Le ministre conseiller à la Communication et porte-parole de la présidence de la République, Belaïd Mohand Oussaïd, a révélé, ce mardi 9 juin, que le consul du Maroc à Oran, auteur de déclarations dangereuses sur l'Algérie, était un officier du renseignement marocain.

Lors de sa conférence de presse animée ce mardi à El Mouradia (Alger), le porte-parole de la présidence algérienne a affirmé que c'étaient les autorités algériennes qui avaient demandé le départ de celui qui n’avait pas hésité à qualifier l'Algérie de « pays ennemi ».

«Oui, effectivement, nous avons officiellement demandé que ce diplomate quitte le territoire national car il a contrevenu aux règles de bienséance et aux usages et règles qui régissent la diplomatie», a confirmé Belaïd Mohand Oussaïd.

En outre, le responsable algérien a révélé que l'Algérie avait appris que « ce consul était un officier des services de renseignements marocains ». Et d'ajouter que le comportement de ce dernier n'était « pas surprenant ». Cependant, pour le responsable algérien, « l'Algérie ne veut pas entrer dans des campagnes médiatiques» et « veut élever le niveau et maintenir les relations entre les deux pays et les deux peuples frères ».

Notons que le départ du consul du Maroc à Oran, Aherdane Boutahar, qui avait quitté l’Algérie jeudi 4 juin à bord d'un vol spécial Algérie – Maroc de la Royal Air Maroc (RAM), avait suscité de nombreuses interrogations. Pour rappel, ce diplomate avait provoqué une vague d'indignation en Algérie et au Maroc après avoir qualifié l’Algérie de « pays ennemi » devant des ressortissants marocains.
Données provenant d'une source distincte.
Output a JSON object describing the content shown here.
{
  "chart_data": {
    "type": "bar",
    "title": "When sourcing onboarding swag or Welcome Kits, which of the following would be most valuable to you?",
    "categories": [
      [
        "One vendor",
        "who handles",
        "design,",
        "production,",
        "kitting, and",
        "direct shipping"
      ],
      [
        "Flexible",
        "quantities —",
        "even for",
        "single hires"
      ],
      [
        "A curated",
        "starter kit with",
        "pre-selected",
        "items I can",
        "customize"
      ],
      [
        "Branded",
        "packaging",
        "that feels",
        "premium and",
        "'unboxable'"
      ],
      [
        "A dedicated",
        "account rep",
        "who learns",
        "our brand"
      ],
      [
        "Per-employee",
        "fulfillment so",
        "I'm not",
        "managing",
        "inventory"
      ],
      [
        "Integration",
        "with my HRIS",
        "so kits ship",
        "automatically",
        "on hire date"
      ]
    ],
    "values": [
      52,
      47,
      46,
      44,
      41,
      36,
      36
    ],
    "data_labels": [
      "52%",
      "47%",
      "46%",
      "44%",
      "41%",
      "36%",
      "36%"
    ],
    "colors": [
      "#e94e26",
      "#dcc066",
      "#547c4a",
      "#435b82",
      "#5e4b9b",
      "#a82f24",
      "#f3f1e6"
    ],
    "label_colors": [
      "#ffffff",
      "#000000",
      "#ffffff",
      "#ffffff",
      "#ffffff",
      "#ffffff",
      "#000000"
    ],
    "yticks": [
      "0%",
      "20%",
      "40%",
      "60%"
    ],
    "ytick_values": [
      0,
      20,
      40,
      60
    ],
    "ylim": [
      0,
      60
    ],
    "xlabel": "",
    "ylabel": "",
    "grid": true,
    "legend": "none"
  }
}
Il y a de « bonnes relations » entre l'Algérie et la France, mais ...

Sur un autre volet, M. Belaïd Mohand Oussaïd a évoqué le dossier du conflit entre l'Algérie et la France. « Les relations entre l'Algérie et la France sont bonnes. Mais il y a des lobbies qui cherchent à perturber chaque pas constructif », estime-t-il.

Le conseiller de la présidence ajoute que « le président Abdelmadjid Tebboune entretient une relation respectable avec le président français, Emmanuel Macron ». Néanmoins, il dénonce l’existence « de lobbies français bien connus et ayant des intérêts liés aux partis présents dans la région, et portant la haine pour l'Algérie ». Selon lui, ces personnes-là « n'ont pas digéré l'indépendance de l'Algérie. Plus les relations apparaissaient à l'horizon, plus ces lobbies semblaient perturber toute démarche constructive ».